To inhale this amount of cigarette-equivalents, a commuter would have to spend enough time on EDSA to breathe a cubic meter of polluted air, or around an hour and 40 minutes for a sitting traveler. Unfortunately, rush hour travel times for bus riders on EDSA can easily exceed more than two hours each way.

Doubly unfortunately, a 2016 study of the US National Cancer Institute concluded that smokers consuming just a single cigarette per day are already nine times likelier than non-smokers to die from lung cancer. The long-term toll on regular riders of jeepneys and open-window buses will be immense.

TAX REFORM FOR CLEANER, HEALTHIER CITIES
With our air pollution menace claiming such an outsized share of Filipinos’ lives every year, stronger policies to curb car emissions are urgently needed. Certainly, the importance of ongoing efforts to provide clean, affordable public transport and to raise fuel standards cannot be stressed enough. But it is doubtful whether these measures alone will act as quickly as necessary.

Arguably the single weakest link in our national response to air pollution has been our chronic neglect of effective tax measures — like the fuel and vehicle excise taxes (now proposed by TRAIN, that is, the Tax Reform Acceleration and Inclusion bill) — as time-tested means for countering car pollution. Though overlooked since the passage of the Clean Air Act in 1999, well-designed anti-pollution taxes have been consistently found to be one of the most effective means for curbing vehicle pollution worldwide. A 2013 study by Massachusetts Institute of Technology (MIT) researchers found that fuel taxes in the United States were at least six to fourteen times more cost-effective at restricting gasoline emissions than fuel standards.

But it is not merely just cost-effective.

Against critics’ skewering of TRAIN proposals as “anti-poor” and “regressive,” both petroleum and vehicle taxes have been found time and again to be progressive measures in developing countries like the Philippines, where car ownership and gasoline consumption are badly skewed towards high income-earners.

The Department of Finance (DoF) has said that more than half (51%) of all Philippine fuel consumption comes from the richest 10% of households, while the United Nations Development Program (UNDP) and World Bank reports have confirmed similar trends in other emerging countries.

And if planned public transport subsidies (the “Pantawid Pasada” program), earmarked cash transfers to the poorest 80% of households, not to mention the long-term health benefits of cleaner air are also accounted for, there is every reason to expect that these tax measures will become even more equitable.

In truth, the real issues that should be addressed now are not whether TRAIN’s intended fuel and vehicle tax reforms meet the test of being pro-poor and progressive, but how they can be carried further to reap the greatest possible health gains for all Filipinos.
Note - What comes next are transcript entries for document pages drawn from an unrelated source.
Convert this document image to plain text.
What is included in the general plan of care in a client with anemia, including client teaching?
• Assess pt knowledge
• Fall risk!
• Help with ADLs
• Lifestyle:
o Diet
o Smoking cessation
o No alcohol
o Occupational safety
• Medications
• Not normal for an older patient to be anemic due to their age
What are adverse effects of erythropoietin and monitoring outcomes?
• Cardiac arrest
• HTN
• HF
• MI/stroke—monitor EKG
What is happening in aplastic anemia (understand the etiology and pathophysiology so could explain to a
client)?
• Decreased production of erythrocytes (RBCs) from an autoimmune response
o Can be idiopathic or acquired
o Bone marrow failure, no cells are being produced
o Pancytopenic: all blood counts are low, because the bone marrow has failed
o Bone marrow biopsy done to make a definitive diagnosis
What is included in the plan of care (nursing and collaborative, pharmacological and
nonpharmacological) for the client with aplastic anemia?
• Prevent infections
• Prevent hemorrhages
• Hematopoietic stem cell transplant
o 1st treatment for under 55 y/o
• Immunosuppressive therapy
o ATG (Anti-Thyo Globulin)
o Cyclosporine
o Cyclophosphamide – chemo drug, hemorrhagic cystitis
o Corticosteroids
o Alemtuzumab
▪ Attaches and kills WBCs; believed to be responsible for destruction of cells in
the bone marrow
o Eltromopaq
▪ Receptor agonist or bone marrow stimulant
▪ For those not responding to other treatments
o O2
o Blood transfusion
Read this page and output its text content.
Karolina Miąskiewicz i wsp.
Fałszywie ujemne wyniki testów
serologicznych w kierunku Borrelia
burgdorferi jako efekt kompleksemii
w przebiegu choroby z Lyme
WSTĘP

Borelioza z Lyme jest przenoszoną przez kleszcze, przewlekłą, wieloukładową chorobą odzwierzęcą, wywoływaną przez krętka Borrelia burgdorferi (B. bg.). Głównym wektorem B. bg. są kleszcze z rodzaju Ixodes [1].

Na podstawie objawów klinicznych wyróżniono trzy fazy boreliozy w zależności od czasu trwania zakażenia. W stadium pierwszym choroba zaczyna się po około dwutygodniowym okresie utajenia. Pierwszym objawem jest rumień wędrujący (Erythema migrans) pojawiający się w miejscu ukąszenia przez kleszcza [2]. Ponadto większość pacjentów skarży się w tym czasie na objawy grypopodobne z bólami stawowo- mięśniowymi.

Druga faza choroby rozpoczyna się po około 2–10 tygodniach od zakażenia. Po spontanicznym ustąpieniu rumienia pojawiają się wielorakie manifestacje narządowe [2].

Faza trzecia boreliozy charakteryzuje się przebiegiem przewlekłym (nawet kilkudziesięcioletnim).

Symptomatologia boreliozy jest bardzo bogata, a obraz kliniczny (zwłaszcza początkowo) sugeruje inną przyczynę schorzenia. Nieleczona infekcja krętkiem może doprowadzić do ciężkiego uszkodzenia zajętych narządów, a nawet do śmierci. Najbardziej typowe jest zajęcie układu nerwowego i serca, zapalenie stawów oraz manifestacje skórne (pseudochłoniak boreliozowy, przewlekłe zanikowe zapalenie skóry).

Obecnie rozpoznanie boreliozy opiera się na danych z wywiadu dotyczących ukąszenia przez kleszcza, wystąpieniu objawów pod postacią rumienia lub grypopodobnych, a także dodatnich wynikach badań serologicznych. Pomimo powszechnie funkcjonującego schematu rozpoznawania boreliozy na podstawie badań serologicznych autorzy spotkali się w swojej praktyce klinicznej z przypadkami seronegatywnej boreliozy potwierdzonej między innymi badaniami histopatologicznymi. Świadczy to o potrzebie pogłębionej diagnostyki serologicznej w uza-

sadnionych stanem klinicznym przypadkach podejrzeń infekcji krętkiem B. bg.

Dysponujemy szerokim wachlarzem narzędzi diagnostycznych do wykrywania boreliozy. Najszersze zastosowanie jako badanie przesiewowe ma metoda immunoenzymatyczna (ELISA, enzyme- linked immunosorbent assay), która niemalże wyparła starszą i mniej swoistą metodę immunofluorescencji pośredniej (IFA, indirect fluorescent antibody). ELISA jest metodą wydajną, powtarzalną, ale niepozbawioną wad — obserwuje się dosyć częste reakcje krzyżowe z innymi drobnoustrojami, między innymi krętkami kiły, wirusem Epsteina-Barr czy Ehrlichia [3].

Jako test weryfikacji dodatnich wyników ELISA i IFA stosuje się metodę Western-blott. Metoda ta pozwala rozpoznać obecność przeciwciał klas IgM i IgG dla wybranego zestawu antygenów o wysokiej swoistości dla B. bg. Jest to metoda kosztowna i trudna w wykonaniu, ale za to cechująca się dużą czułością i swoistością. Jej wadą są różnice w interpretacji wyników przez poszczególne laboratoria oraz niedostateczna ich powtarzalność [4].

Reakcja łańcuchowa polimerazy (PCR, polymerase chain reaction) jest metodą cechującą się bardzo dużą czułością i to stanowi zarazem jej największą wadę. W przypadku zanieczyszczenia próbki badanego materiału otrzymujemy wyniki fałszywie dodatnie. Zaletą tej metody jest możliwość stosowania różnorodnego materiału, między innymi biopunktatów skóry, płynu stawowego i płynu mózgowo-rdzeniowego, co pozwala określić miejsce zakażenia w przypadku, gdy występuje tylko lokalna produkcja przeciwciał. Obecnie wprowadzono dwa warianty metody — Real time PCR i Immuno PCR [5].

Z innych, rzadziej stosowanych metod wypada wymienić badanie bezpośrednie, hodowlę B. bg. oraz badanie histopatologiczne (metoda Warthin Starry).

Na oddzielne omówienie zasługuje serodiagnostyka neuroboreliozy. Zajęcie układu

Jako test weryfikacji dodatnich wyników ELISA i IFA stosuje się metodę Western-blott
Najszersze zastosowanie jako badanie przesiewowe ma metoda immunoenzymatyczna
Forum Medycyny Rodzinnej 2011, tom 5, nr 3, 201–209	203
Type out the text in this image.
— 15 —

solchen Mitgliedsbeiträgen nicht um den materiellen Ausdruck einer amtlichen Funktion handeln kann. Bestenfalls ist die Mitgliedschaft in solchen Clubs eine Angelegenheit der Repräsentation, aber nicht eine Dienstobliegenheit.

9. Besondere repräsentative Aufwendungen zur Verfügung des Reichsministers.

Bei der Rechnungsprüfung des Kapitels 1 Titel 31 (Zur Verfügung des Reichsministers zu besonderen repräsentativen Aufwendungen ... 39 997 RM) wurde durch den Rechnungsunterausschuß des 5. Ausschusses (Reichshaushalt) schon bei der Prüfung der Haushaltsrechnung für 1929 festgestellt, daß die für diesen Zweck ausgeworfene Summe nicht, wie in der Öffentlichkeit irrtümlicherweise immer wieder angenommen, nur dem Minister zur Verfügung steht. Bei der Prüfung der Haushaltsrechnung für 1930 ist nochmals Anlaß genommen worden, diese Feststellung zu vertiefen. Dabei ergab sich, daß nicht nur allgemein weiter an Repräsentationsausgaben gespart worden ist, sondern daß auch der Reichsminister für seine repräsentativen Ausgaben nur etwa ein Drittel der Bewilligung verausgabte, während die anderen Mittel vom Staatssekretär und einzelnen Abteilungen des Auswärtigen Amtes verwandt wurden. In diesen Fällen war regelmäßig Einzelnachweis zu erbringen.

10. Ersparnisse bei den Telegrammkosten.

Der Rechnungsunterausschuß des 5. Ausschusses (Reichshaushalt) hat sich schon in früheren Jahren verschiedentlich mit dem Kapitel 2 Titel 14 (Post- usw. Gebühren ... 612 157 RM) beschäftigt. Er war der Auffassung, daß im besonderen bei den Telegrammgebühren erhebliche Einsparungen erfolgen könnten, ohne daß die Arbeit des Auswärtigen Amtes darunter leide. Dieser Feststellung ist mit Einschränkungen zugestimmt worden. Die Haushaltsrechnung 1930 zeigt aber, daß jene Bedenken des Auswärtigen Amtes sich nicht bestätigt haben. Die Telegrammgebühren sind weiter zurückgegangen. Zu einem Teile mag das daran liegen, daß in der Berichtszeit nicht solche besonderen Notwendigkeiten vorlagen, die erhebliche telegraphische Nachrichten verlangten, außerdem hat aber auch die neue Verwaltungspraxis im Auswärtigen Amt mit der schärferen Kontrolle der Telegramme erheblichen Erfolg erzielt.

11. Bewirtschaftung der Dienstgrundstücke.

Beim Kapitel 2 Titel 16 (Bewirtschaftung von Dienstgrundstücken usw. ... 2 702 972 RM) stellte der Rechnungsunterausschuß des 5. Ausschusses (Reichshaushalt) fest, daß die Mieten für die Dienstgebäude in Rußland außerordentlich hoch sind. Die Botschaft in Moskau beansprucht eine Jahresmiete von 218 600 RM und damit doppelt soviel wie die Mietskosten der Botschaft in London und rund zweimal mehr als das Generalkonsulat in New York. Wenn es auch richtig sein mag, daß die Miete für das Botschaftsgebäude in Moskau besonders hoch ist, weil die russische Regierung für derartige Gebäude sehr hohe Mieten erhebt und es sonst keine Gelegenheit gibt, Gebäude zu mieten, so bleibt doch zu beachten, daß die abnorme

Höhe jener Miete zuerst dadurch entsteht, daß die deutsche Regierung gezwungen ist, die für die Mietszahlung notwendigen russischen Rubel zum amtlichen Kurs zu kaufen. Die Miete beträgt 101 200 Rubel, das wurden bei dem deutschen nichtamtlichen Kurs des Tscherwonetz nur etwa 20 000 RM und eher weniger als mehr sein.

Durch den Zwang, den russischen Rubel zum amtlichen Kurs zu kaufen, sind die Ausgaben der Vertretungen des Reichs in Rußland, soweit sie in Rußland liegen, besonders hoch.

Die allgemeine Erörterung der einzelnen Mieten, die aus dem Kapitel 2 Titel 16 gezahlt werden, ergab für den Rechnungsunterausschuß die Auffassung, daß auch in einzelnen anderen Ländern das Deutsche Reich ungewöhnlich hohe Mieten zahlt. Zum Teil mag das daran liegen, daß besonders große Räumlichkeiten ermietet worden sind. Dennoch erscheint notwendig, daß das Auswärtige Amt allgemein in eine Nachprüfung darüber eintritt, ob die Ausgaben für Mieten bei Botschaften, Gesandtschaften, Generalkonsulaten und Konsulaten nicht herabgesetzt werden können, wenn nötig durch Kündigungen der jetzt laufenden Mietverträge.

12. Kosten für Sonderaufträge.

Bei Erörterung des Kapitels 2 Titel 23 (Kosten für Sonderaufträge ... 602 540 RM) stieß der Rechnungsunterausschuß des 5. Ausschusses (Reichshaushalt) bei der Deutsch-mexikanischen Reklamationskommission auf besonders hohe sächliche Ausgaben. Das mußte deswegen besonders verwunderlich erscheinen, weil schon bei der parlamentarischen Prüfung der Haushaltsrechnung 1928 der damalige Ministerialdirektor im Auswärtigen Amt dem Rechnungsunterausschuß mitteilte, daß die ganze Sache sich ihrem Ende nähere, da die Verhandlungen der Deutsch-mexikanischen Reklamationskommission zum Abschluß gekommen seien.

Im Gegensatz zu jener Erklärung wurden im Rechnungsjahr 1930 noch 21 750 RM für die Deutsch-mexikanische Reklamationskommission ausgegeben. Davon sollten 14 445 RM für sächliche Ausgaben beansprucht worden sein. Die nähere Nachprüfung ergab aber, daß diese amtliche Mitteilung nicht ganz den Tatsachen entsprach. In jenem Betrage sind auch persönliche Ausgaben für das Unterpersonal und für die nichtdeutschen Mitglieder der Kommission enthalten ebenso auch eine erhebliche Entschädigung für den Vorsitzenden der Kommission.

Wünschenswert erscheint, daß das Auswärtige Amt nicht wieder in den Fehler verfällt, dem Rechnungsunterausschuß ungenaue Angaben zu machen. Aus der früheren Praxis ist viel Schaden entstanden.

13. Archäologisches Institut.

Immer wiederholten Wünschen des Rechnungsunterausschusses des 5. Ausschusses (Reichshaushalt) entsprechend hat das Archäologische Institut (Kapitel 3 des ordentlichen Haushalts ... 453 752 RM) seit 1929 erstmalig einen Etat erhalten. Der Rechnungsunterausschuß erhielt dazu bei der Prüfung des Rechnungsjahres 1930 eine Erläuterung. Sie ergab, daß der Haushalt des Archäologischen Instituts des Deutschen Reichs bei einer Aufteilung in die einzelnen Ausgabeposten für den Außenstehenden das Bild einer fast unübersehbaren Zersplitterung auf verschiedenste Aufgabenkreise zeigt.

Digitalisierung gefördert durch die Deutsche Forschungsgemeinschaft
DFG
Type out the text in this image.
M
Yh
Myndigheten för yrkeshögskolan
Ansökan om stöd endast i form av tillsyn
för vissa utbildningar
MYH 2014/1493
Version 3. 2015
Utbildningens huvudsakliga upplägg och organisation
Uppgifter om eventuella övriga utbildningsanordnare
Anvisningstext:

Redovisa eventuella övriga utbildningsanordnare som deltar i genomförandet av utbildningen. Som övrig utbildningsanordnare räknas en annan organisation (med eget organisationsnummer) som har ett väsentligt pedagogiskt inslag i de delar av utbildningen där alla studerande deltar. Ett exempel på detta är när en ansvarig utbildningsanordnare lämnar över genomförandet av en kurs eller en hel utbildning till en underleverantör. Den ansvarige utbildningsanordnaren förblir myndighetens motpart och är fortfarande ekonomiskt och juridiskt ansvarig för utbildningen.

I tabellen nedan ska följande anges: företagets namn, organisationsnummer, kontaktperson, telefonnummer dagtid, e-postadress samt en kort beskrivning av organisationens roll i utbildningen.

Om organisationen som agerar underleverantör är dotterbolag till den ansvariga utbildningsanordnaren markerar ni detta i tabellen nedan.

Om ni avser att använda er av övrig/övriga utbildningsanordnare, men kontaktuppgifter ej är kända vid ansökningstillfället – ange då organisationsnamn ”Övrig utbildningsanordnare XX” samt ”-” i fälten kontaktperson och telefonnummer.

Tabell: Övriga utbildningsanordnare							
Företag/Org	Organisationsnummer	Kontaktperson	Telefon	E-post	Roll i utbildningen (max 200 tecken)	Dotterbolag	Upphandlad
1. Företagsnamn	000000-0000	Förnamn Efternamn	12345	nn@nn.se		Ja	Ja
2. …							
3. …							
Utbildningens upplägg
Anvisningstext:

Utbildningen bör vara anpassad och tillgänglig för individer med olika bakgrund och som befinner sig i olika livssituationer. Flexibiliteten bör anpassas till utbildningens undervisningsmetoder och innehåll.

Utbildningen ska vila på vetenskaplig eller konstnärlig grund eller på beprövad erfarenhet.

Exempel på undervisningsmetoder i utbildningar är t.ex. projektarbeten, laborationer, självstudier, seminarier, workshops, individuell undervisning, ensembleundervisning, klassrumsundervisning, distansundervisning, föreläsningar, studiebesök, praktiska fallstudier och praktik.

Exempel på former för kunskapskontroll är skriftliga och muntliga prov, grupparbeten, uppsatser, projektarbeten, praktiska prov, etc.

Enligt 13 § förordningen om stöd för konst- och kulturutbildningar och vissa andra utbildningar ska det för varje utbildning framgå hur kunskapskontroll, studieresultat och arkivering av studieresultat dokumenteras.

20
Will legislators in the Senate also index proposed fuel excise tax increases to inflation over the long term? Will they fine-tune proposed vehicle excise tax hikes to encourage car buyers to purchase more fuel-efficient automobiles? Will they create mechanisms to advance public trust, if not public oversight, over how the amassed revenues will be spent, such as for affordable, clean, and quality transportation?

Make no mistake: when daily commutes on EDSA are nearly equivalent to smoking two cigarettes each way, tax reform is no longer just a matter of raising revenues — but of saving lives. How we and our representatives resolve such questions in the months ahead will prove decisive to the well-being of countless Filipinos and of realizing healthy, sustainable Philippine cities.

Jerik Cruz is a lecturer in the Ateneo de Manila University Department of Economics, and was a member of the Action for Economic Reform team that campaigned for the Sin Tax Law in 2012. His views in this article are his own.